As Search Engine Journal observed, "Merchant Center issues can often show up as performance problems rather than obvious technical errors." The agency platform makes it harder for feed issues to hide inside account silos.
How This Fits Into an Agency Workflow
Before Merchant Center for Agencies, the typical agency workflow for Google Shopping clients looked like this:
- Log into each client's Merchant Center separately
- Check for feed errors and disapprovals per account
- Export data to spreadsheets for cross-client reporting
- Apply custom labels via supplemental feed uploads
- Email clients about inventory issues
- Switch to Google Ads MCC for campaign performance
With the agency platform, steps 1-3 collapse into the Agency Overview and Diagnostics pages. Step 4 can happen directly from the Ads Opportunities page for basic labeling. Step 5 is handled by the share report feature. Step 6 still requires Google Ads MCC.

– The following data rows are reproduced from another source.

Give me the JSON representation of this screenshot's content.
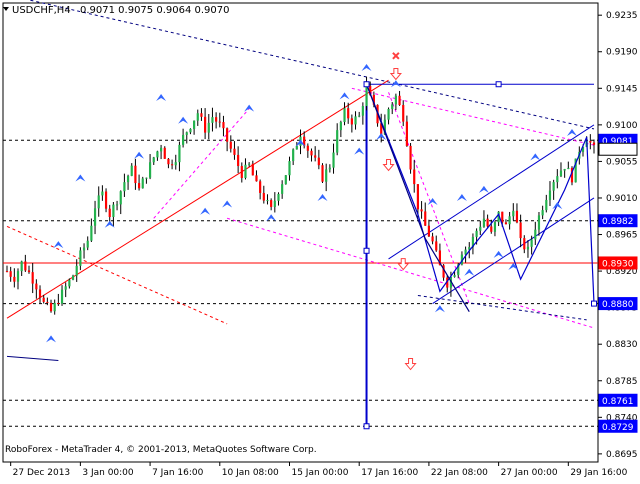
{
  "header": {
    "symbol": "USDCHF,H4",
    "ohlc": "0.9071 0.9075 0.9064 0.9070"
  },
  "footer": {
    "copyright": "RoboForex - MetaTrader 4, © 2001-2013, MetaQuotes Software Corp."
  },
  "colors": {
    "bull": "#22b14c",
    "bear": "#ff0000",
    "wick": "#000000",
    "trend_red": "#ff0000",
    "trend_magenta": "#ff00ff",
    "channel_blue": "#0000cc",
    "wave_navy": "#000080",
    "arrow_blue": "#3366ff",
    "arrow_red": "#ff4040",
    "tag_blue": "#0000ff",
    "tag_red": "#ff0000"
  },
  "chart_data": {
    "type": "candlestick",
    "ylim": [
      0.8685,
      0.925
    ],
    "y_ticks": [
      "0.9235",
      "0.9190",
      "0.9145",
      "0.9100",
      "0.9055",
      "0.9010",
      "0.8965",
      "0.8920",
      "0.8875",
      "0.8830",
      "0.8785",
      "0.8740",
      "0.8695"
    ],
    "x_ticks": [
      "27 Dec 2013",
      "3 Jan 00:00",
      "7 Jan 16:00",
      "10 Jan 08:00",
      "15 Jan 00:00",
      "17 Jan 16:00",
      "22 Jan 08:00",
      "27 Jan 00:00",
      "29 Jan 16:00"
    ],
    "price_tags": [
      {
        "value": 0.9081,
        "label": "0.9081",
        "color": "blue"
      },
      {
        "value": 0.907,
        "label": "0.9070",
        "color": "white"
      },
      {
        "value": 0.8982,
        "label": "0.8982",
        "color": "blue"
      },
      {
        "value": 0.893,
        "label": "0.8930",
        "color": "red"
      },
      {
        "value": 0.888,
        "label": "0.8880",
        "color": "blue"
      },
      {
        "value": 0.8761,
        "label": "0.8761",
        "color": "blue"
      },
      {
        "value": 0.8729,
        "label": "0.8729",
        "color": "blue"
      }
    ],
    "levels": [
      {
        "value": 0.9081,
        "style": "dashed",
        "color": "#000000"
      },
      {
        "value": 0.8982,
        "style": "dashed",
        "color": "#000000"
      },
      {
        "value": 0.893,
        "style": "solid",
        "color": "#ff0000"
      },
      {
        "value": 0.888,
        "style": "dashed",
        "color": "#000000"
      },
      {
        "value": 0.8761,
        "style": "dashed",
        "color": "#000000"
      },
      {
        "value": 0.8729,
        "style": "dashed",
        "color": "#000000"
      }
    ],
    "close_path": [
      [
        0,
        0.892
      ],
      [
        2,
        0.8912
      ],
      [
        4,
        0.893
      ],
      [
        6,
        0.8918
      ],
      [
        8,
        0.8902
      ],
      [
        10,
        0.888
      ],
      [
        12,
        0.887
      ],
      [
        14,
        0.8885
      ],
      [
        16,
        0.89
      ],
      [
        18,
        0.8915
      ],
      [
        20,
        0.894
      ],
      [
        22,
        0.8958
      ],
      [
        24,
        0.9
      ],
      [
        26,
        0.9015
      ],
      [
        28,
        0.899
      ],
      [
        30,
        0.9008
      ],
      [
        32,
        0.903
      ],
      [
        34,
        0.9045
      ],
      [
        36,
        0.902
      ],
      [
        38,
        0.904
      ],
      [
        40,
        0.906
      ],
      [
        42,
        0.9075
      ],
      [
        44,
        0.905
      ],
      [
        46,
        0.906
      ],
      [
        48,
        0.9085
      ],
      [
        50,
        0.91
      ],
      [
        52,
        0.9115
      ],
      [
        54,
        0.9095
      ],
      [
        56,
        0.911
      ],
      [
        58,
        0.91
      ],
      [
        60,
        0.908
      ],
      [
        62,
        0.906
      ],
      [
        64,
        0.904
      ],
      [
        66,
        0.905
      ],
      [
        68,
        0.9025
      ],
      [
        70,
        0.901
      ],
      [
        72,
        0.8995
      ],
      [
        74,
        0.902
      ],
      [
        76,
        0.904
      ],
      [
        78,
        0.9065
      ],
      [
        80,
        0.909
      ],
      [
        82,
        0.907
      ],
      [
        84,
        0.9055
      ],
      [
        86,
        0.9035
      ],
      [
        88,
        0.905
      ],
      [
        90,
        0.909
      ],
      [
        92,
        0.9115
      ],
      [
        94,
        0.9105
      ],
      [
        96,
        0.911
      ],
      [
        98,
        0.9145
      ],
      [
        100,
        0.912
      ],
      [
        102,
        0.909
      ],
      [
        104,
        0.912
      ],
      [
        106,
        0.9135
      ],
      [
        108,
        0.911
      ],
      [
        110,
        0.905
      ],
      [
        112,
        0.9
      ],
      [
        114,
        0.8975
      ],
      [
        116,
        0.8955
      ],
      [
        118,
        0.8925
      ],
      [
        120,
        0.8905
      ],
      [
        122,
        0.892
      ],
      [
        124,
        0.8945
      ],
      [
        126,
        0.895
      ],
      [
        128,
        0.897
      ],
      [
        130,
        0.8985
      ],
      [
        132,
        0.8965
      ],
      [
        134,
        0.899
      ],
      [
        136,
        0.8975
      ],
      [
        138,
        0.9
      ],
      [
        140,
        0.8955
      ],
      [
        142,
        0.8945
      ],
      [
        144,
        0.8975
      ],
      [
        146,
        0.9
      ],
      [
        148,
        0.9025
      ],
      [
        150,
        0.904
      ],
      [
        152,
        0.905
      ],
      [
        154,
        0.9035
      ],
      [
        156,
        0.907
      ],
      [
        158,
        0.9085
      ],
      [
        160,
        0.907
      ]
    ],
    "bars": 161,
    "trendlines": [
      {
        "name": "red-support",
        "color": "#ff0000",
        "style": "solid",
        "from": [
          0,
          0.8862
        ],
        "to": [
          104,
          0.9155
        ]
      },
      {
        "name": "red-dotted",
        "color": "#ff0000",
        "style": "dotted",
        "from": [
          0,
          0.8975
        ],
        "to": [
          60,
          0.8855
        ]
      },
      {
        "name": "magenta-dotted-a",
        "color": "#ff00ff",
        "style": "dotted",
        "from": [
          60,
          0.8985
        ],
        "to": [
          160,
          0.885
        ]
      },
      {
        "name": "magenta-dotted-b",
        "color": "#ff00ff",
        "style": "dotted",
        "from": [
          40,
          0.8985
        ],
        "to": [
          66,
          0.912
        ]
      },
      {
        "name": "magenta-dotted-c",
        "color": "#ff00ff",
        "style": "dotted",
        "from": [
          94,
          0.9145
        ],
        "to": [
          160,
          0.9075
        ]
      },
      {
        "name": "magenta-dotted-d",
        "color": "#ff00ff",
        "style": "dotted",
        "from": [
          104,
          0.914
        ],
        "to": [
          126,
          0.888
        ]
      },
      {
        "name": "navy-dotted-top",
        "color": "#000080",
        "style": "dotted",
        "from": [
          0,
          0.926
        ],
        "to": [
          160,
          0.9095
        ]
      },
      {
        "name": "navy-dotted-bottom",
        "color": "#000080",
        "style": "dotted",
        "from": [
          112,
          0.889
        ],
        "to": [
          158,
          0.886
        ]
      },
      {
        "name": "blue-channel-top",
        "color": "#0000cc",
        "style": "solid",
        "from": [
          104,
          0.8935
        ],
        "to": [
          160,
          0.91
        ]
      },
      {
        "name": "blue-channel-bot",
        "color": "#0000cc",
        "style": "solid",
        "from": [
          116,
          0.888
        ],
        "to": [
          160,
          0.901
        ]
      },
      {
        "name": "blue-resistance",
        "color": "#0000cc",
        "style": "solid",
        "from": [
          98,
          0.915
        ],
        "to": [
          160,
          0.915
        ]
      },
      {
        "name": "blue-vertical",
        "color": "#0000cc",
        "style": "solid",
        "from": [
          98,
          0.915
        ],
        "to": [
          98,
          0.8729
        ]
      },
      {
        "name": "navy-small",
        "color": "#000080",
        "style": "solid",
        "from": [
          0,
          0.8815
        ],
        "to": [
          14,
          0.881
        ]
      }
    ],
    "wave_paths": [
      {
        "color": "#0000cc",
        "points": [
          [
            98,
            0.915
          ],
          [
            112,
            0.899
          ],
          [
            118,
            0.8895
          ],
          [
            126,
            0.8945
          ],
          [
            134,
            0.899
          ],
          [
            140,
            0.891
          ],
          [
            152,
            0.902
          ],
          [
            158,
            0.9085
          ],
          [
            160,
            0.888
          ]
        ]
      },
      {
        "color": "#000080",
        "points": [
          [
            98,
            0.915
          ],
          [
            114,
            0.896
          ],
          [
            126,
            0.887
          ]
        ]
      }
    ],
    "blue_arrows": [
      [
        14,
        0.8952
      ],
      [
        12,
        0.8836
      ],
      [
        20,
        0.9034
      ],
      [
        28,
        0.8977
      ],
      [
        36,
        0.9062
      ],
      [
        42,
        0.9133
      ],
      [
        48,
        0.9105
      ],
      [
        54,
        0.8993
      ],
      [
        60,
        0.9002
      ],
      [
        66,
        0.912
      ],
      [
        72,
        0.8985
      ],
      [
        80,
        0.9077
      ],
      [
        86,
        0.901
      ],
      [
        92,
        0.9135
      ],
      [
        96,
        0.9067
      ],
      [
        98,
        0.917
      ],
      [
        102,
        0.9085
      ],
      [
        106,
        0.915
      ],
      [
        116,
        0.9005
      ],
      [
        118,
        0.8873
      ],
      [
        124,
        0.901
      ],
      [
        126,
        0.8918
      ],
      [
        130,
        0.902
      ],
      [
        134,
        0.894
      ],
      [
        138,
        0.8925
      ],
      [
        144,
        0.906
      ],
      [
        150,
        0.9
      ],
      [
        154,
        0.909
      ]
    ],
    "red_arrows": [
      [
        106,
        0.9162
      ],
      [
        104,
        0.905
      ],
      [
        108,
        0.8928
      ],
      [
        110,
        0.8805
      ]
    ],
    "cross_marker": [
      106,
      0.9185
    ],
    "markers_square": [
      [
        98,
        0.915
      ],
      [
        134,
        0.915
      ],
      [
        98,
        0.8945
      ],
      [
        98,
        0.8729
      ],
      [
        160,
        0.888
      ]
    ]
  }
}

The platform does not replace specialized tools. If your agency uses feed management platforms for complex transformations, PMax channel analysis, search term insights, or wasted spend tracking, those needs remain. But it does handle the daily operational monitoring that used to require logging into 10, 20, or 50 accounts individually.
The Custom Label Angle
The Ads Opportunities page deserves a closer look because it bridges two systems that have traditionally been disconnected: Merchant Center product data and Google Ads campaign segmentation.
When you label products from the Ads Opportunities page, the platform automatically creates a supplemental data source for that client. The supplemental source appears under the client's MC account at Settings > Data Sources > Supplemental Sources. The custom label values then flow into Google Ads, where you can use them to filter products when setting up Shopping campaigns.

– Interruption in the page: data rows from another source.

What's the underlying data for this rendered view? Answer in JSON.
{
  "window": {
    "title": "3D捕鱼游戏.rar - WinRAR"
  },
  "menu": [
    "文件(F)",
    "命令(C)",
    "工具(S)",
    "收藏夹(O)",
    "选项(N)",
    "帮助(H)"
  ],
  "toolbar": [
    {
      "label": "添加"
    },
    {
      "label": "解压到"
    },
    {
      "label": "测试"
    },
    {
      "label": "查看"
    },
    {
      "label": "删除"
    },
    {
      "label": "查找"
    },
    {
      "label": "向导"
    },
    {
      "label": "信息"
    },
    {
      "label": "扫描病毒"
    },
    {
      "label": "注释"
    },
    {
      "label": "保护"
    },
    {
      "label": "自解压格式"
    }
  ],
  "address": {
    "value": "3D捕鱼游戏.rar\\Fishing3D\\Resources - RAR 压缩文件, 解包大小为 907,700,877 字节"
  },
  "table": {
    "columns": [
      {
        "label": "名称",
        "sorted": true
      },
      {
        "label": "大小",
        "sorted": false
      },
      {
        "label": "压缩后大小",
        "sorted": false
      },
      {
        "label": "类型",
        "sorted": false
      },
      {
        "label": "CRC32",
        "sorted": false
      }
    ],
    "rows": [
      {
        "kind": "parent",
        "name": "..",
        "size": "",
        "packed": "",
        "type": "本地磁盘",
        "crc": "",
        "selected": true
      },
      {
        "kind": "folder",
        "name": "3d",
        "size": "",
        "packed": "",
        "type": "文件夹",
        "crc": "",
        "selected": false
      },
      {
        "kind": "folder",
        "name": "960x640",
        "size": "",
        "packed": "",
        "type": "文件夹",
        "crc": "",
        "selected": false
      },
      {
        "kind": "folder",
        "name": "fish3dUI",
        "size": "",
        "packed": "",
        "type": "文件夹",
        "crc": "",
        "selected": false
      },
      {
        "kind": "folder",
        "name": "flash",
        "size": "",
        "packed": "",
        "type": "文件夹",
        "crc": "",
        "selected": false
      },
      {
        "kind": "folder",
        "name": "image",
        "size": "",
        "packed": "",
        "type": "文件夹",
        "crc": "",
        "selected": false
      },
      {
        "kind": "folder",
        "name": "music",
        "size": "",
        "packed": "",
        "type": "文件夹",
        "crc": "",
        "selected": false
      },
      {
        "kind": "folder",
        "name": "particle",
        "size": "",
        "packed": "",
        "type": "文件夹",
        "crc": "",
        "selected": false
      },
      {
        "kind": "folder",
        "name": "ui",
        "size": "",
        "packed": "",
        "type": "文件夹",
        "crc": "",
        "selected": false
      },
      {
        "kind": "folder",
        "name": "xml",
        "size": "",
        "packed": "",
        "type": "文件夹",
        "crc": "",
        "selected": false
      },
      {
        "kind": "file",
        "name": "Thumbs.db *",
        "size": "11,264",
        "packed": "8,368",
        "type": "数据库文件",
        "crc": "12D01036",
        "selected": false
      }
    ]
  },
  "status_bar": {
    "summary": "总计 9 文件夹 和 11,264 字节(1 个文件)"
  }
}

This is useful for agencies that want basic segmentation without setting up a separate feed management tool. But there are limitations:
- Labels are applied from predefined filters (low price, trending brand), not custom business logic
- There's no performance-based labeling (e.g., ROAS thresholds, conversion history, impression share)

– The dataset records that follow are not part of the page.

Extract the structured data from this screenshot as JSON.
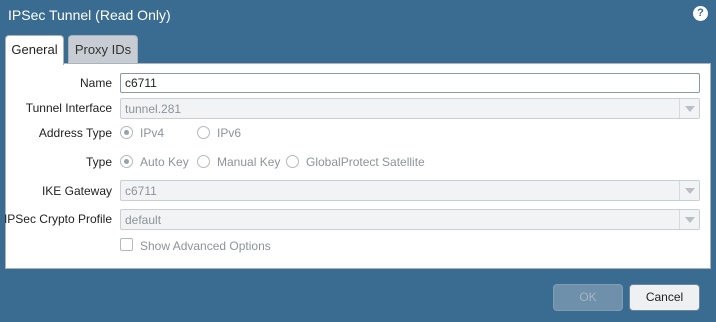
{
  "dialog": {
    "title": "IPSec Tunnel (Read Only)",
    "help_icon": "help-icon",
    "help_glyph": "?"
  },
  "tabs": [
    {
      "label": "General",
      "active": true
    },
    {
      "label": "Proxy IDs",
      "active": false
    }
  ],
  "form": {
    "name_label": "Name",
    "name_value": "c6711",
    "tunnel_interface_label": "Tunnel Interface",
    "tunnel_interface_value": "tunnel.281",
    "address_type_label": "Address Type",
    "address_type_options": [
      {
        "label": "IPv4",
        "checked": true
      },
      {
        "label": "IPv6",
        "checked": false
      }
    ],
    "type_label": "Type",
    "type_options": [
      {
        "label": "Auto Key",
        "checked": true
      },
      {
        "label": "Manual Key",
        "checked": false
      },
      {
        "label": "GlobalProtect Satellite",
        "checked": false
      }
    ],
    "ike_gateway_label": "IKE Gateway",
    "ike_gateway_value": "c6711",
    "crypto_profile_label": "IPSec Crypto Profile",
    "crypto_profile_value": "default",
    "advanced_label": "Show Advanced Options",
    "advanced_checked": false
  },
  "buttons": {
    "ok_label": "OK",
    "cancel_label": "Cancel"
  },
  "colors": {
    "header_bg": "#3a6b91",
    "panel_bg": "#ffffff",
    "disabled_text": "#8d9399"
  }
}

- No rule builder with conditional logic across multiple fields
- No scheduled re-computation — you apply labels manually
For agencies that need performance-based labeling with custom rules across 40+ condition fields, automatic recomputation, and automated label pushes to Merchant Center, a dedicated tool is still necessary. But for agencies that have been doing this through manual spreadsheet uploads, the Ads Opportunities page is a genuine improvement.
Frequently Asked Questions
What is Merchant Center for Agencies?
Merchant Center for Agencies is Google's dedicated dashboard for managing multiple Merchant Center client accounts from a single login. It includes cross-account diagnostics with a click potential metric, client optimization tools for promotions and inventory, and an Ads Opportunities page for applying custom labels to client products.
How is it different from a Multi-Client Account (MCA)?
The old MCA was a basic container — it held sub-accounts but provided no portfolio-level tools. Merchant Center for Agencies adds diagnostics ranked by click impact, automatic metric shift flagging, client optimization workflows, and direct Google Ads integration through supplemental feeds.
Is it available outside the US and Canada?
A global pilot is running. Agencies outside the US and Canada can express interest through the Google Merchant Center help page contact form.
What is click potential?
Click potential is a metric on the Diagnostics page that estimates how many additional clicks an agency could recover by fixing a specific product issue. It lets you prioritize client problems by estimated traffic impact rather than treating all feed warnings equally.
Does this replace Google Ads MCC?
No. Merchant Center for Agencies handles feed health, product diagnostics, and operational management. Google Ads MCC handles campaign management, bidding, and ad spend. You need both for a complete agency workflow.